• Strategy
  • The Economist

What It Takes to Succeed

For offshore financial centres, not only low taxes but a great deal besides.

Such expertise helps OFCs to beat off the competition. Bermuda’s reinsurance market is flourishing because it relies on a network of brokers, underwriters and actuaries that would be hard to replicate. By contrast, fund administration — in essence, the back-office work for investment funds — which thrives in Dublin, Jersey, Luxembourg, the Isle of Man and elsewhere, has become commoditised for run-of-the-mill equity funds. This is one reason why so many OFCs are fighting over hedge-fund business. Administering these funds requires expertise in areas such as valuing illiquid instruments and complex securities such as derivatives, so margins are fatter and clients tend to stick around.

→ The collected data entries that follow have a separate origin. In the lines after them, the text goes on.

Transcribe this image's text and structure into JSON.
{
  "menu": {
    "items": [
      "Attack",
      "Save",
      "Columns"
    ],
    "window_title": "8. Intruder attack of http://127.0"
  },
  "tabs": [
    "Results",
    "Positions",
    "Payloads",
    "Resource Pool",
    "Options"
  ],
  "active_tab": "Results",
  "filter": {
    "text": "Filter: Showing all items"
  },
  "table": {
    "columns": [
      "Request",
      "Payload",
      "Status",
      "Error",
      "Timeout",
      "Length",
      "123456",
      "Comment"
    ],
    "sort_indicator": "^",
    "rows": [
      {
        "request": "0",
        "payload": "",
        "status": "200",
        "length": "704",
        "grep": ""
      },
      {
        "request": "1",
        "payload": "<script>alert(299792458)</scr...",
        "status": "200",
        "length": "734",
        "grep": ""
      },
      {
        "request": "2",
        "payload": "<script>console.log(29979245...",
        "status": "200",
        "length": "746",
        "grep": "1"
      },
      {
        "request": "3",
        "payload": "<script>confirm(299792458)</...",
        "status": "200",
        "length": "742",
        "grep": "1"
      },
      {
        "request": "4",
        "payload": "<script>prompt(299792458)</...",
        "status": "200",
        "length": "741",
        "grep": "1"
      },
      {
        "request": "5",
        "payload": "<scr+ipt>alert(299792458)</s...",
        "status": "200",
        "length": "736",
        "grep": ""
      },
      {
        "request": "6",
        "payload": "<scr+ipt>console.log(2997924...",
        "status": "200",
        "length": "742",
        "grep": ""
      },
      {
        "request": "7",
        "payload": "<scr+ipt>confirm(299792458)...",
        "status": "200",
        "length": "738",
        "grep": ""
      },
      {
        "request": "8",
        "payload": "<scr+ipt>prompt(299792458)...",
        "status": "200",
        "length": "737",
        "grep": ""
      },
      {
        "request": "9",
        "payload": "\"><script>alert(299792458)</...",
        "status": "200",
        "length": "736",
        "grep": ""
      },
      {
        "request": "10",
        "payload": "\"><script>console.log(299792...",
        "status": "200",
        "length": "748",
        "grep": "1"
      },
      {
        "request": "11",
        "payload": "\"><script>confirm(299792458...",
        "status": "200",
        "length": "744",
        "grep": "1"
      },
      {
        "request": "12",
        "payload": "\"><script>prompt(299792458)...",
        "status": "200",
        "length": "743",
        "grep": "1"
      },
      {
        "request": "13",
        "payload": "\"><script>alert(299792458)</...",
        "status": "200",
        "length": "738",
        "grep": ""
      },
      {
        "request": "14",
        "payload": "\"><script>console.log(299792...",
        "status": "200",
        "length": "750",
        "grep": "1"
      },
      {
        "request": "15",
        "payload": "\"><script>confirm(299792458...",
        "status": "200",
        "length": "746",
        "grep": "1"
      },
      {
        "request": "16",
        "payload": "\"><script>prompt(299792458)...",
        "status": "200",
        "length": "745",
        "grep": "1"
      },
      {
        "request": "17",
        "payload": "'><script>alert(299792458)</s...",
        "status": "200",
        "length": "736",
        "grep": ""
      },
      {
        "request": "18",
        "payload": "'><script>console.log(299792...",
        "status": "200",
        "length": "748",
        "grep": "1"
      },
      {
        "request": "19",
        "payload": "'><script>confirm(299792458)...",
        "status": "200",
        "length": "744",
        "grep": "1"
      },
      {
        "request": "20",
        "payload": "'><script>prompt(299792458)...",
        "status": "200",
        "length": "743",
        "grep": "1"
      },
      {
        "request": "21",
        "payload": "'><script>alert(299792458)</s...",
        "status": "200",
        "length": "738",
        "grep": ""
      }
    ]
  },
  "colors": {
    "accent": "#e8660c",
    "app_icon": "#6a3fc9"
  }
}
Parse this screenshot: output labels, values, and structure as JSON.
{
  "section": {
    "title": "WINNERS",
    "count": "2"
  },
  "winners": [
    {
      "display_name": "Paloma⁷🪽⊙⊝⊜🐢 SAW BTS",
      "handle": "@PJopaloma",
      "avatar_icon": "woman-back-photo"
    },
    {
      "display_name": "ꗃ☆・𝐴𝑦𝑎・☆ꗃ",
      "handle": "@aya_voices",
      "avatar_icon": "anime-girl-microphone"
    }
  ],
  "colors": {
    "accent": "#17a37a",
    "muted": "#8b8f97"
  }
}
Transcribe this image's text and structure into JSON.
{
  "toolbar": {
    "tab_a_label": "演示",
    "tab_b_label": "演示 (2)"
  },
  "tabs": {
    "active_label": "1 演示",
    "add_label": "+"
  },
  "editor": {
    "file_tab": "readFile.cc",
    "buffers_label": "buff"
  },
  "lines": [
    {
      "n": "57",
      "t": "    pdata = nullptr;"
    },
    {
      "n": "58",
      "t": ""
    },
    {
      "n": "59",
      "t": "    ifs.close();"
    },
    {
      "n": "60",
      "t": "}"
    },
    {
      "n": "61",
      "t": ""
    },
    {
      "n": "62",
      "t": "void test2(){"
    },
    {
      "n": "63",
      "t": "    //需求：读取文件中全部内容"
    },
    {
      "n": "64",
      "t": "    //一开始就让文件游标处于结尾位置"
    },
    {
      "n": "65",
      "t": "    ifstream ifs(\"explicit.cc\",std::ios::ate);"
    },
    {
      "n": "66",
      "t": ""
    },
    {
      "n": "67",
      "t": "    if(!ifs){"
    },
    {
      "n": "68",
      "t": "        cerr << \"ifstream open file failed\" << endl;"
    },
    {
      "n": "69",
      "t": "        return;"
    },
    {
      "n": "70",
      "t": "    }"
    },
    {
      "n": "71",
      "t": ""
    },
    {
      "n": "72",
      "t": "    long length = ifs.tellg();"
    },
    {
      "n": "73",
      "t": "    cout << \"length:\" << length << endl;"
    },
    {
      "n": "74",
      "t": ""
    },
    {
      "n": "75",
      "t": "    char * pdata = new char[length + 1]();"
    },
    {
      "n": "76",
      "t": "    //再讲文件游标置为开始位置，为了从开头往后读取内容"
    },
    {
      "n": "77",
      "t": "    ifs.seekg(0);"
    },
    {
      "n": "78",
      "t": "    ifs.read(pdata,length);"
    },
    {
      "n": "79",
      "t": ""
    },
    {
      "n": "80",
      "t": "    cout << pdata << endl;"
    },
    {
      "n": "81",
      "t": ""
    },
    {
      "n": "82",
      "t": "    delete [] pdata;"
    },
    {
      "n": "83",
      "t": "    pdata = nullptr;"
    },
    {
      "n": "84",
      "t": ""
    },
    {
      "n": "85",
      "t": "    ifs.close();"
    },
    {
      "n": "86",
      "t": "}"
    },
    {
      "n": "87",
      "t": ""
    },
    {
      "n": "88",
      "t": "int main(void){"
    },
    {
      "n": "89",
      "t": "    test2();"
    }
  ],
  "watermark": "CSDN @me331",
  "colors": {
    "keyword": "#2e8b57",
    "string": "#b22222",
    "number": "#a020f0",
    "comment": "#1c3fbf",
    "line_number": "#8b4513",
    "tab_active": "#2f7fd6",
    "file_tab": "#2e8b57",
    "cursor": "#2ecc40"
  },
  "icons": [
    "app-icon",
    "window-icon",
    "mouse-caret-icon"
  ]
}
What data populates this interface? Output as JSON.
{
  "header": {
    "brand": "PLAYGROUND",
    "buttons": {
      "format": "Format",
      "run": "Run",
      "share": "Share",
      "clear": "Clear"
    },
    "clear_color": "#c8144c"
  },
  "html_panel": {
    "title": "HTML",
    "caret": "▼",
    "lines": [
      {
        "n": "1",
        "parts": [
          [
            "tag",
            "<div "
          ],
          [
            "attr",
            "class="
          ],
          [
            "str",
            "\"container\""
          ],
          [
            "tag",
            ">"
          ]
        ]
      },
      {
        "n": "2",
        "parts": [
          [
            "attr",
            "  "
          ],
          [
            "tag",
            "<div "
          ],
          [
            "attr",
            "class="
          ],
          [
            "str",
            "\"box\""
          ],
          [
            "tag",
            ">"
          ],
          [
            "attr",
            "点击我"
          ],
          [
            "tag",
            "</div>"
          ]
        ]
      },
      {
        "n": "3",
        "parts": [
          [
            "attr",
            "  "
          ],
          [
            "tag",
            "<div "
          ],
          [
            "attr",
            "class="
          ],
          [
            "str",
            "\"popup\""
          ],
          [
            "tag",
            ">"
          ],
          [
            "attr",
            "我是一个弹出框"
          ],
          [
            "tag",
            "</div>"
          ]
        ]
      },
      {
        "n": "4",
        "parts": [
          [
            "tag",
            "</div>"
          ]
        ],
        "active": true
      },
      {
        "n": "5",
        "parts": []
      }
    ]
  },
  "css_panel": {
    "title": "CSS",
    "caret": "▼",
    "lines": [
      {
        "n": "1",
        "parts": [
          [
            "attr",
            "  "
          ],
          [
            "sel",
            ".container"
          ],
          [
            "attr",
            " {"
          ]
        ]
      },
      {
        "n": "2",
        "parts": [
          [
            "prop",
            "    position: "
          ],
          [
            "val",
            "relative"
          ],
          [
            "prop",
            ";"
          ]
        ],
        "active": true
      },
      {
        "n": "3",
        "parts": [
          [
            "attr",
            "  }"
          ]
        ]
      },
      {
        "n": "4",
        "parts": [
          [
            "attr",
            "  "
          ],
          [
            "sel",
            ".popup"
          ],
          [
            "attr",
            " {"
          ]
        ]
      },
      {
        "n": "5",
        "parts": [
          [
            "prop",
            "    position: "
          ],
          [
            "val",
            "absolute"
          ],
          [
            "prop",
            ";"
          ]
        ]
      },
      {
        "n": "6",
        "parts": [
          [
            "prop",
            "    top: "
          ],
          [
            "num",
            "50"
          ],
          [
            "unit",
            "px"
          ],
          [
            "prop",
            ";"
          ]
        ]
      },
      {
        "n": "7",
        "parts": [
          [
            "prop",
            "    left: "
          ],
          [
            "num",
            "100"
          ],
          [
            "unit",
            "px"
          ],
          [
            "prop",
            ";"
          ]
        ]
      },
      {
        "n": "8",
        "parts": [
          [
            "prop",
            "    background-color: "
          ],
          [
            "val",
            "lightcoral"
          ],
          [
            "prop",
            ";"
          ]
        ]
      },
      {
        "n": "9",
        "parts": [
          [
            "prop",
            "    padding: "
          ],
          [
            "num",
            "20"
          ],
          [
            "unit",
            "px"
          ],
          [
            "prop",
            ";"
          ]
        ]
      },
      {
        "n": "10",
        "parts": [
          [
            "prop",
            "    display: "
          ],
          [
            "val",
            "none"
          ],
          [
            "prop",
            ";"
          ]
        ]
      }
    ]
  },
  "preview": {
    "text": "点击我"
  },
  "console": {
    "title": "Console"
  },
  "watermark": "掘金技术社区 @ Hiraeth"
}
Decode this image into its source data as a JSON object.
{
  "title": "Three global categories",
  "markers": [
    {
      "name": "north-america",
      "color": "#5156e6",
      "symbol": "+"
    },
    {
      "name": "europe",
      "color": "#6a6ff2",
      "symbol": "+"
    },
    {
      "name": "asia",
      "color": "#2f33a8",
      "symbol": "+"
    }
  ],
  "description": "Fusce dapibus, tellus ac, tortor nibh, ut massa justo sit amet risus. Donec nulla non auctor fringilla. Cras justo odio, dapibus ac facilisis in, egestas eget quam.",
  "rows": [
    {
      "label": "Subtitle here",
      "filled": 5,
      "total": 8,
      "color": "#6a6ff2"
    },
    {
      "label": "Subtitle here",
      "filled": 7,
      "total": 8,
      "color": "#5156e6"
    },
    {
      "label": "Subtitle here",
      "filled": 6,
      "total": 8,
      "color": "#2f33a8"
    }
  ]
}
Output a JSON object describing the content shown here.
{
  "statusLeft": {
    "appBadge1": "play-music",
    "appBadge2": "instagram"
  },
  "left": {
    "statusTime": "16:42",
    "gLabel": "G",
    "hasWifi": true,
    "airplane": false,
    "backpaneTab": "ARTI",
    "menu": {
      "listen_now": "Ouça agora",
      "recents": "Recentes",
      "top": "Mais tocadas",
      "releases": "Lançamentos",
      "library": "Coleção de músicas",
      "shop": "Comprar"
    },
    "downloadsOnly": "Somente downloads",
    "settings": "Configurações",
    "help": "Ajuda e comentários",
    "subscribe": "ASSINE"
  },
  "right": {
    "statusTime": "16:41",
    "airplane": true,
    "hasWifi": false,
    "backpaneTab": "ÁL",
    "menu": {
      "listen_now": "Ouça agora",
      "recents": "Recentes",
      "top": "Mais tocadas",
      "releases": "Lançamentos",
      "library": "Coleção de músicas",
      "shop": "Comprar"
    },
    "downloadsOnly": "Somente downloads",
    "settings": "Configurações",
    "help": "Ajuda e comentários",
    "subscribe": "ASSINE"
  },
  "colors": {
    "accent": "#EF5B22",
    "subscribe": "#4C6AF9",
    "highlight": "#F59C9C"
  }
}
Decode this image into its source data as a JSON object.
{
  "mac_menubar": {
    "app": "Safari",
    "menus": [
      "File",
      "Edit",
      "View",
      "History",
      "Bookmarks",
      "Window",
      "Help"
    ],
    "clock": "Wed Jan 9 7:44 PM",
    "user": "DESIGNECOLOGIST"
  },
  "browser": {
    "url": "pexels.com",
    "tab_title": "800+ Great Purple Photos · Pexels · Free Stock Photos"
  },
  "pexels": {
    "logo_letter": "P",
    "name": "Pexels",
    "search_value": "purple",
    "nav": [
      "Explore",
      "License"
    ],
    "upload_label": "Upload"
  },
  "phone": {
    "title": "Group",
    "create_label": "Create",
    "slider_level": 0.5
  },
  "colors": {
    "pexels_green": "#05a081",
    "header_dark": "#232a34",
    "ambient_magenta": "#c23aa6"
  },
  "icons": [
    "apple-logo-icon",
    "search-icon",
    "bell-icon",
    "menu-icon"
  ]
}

But small jurisdictions sometimes find it difficult to attract and retain the people to provide the expertise. OFCs in balmy climates or close to onshore economies do better than tiny islands floating in the middle of the South Pacific. Proximity to “real” economies makes it easier to lure those experts (almost always expatriates), and clients also like the convenience of being in the same time zone as their OFC and talking to people in their own language.

Some islands are running out of space. Jersey, for instance, imposes strict housing restrictions. Bermuda is facing even greater strains on its capacity. Households are limited to owning one car to cut down on traffic, so affluent businessmen can be seen zipping to work on motorscooters. Getting permanent residency in Bermuda is difficult and house prices are vertiginous, not least because unlike most other OFCs Bermuda is the home base of many huge global businesses with large numbers of employees.

The influx of well-paid expatriates who drive up the cost of living can cause tensions with the local population. Kurt Tibbetts, a government minister in Cayman, says his government works on preserving social harmony by pouring money into education. Bermuda quietly pursues affirmative-action policies that give locals first refusal of any jobs before expatriates can be considered. For the leading OFCs, success comes with its own headaches.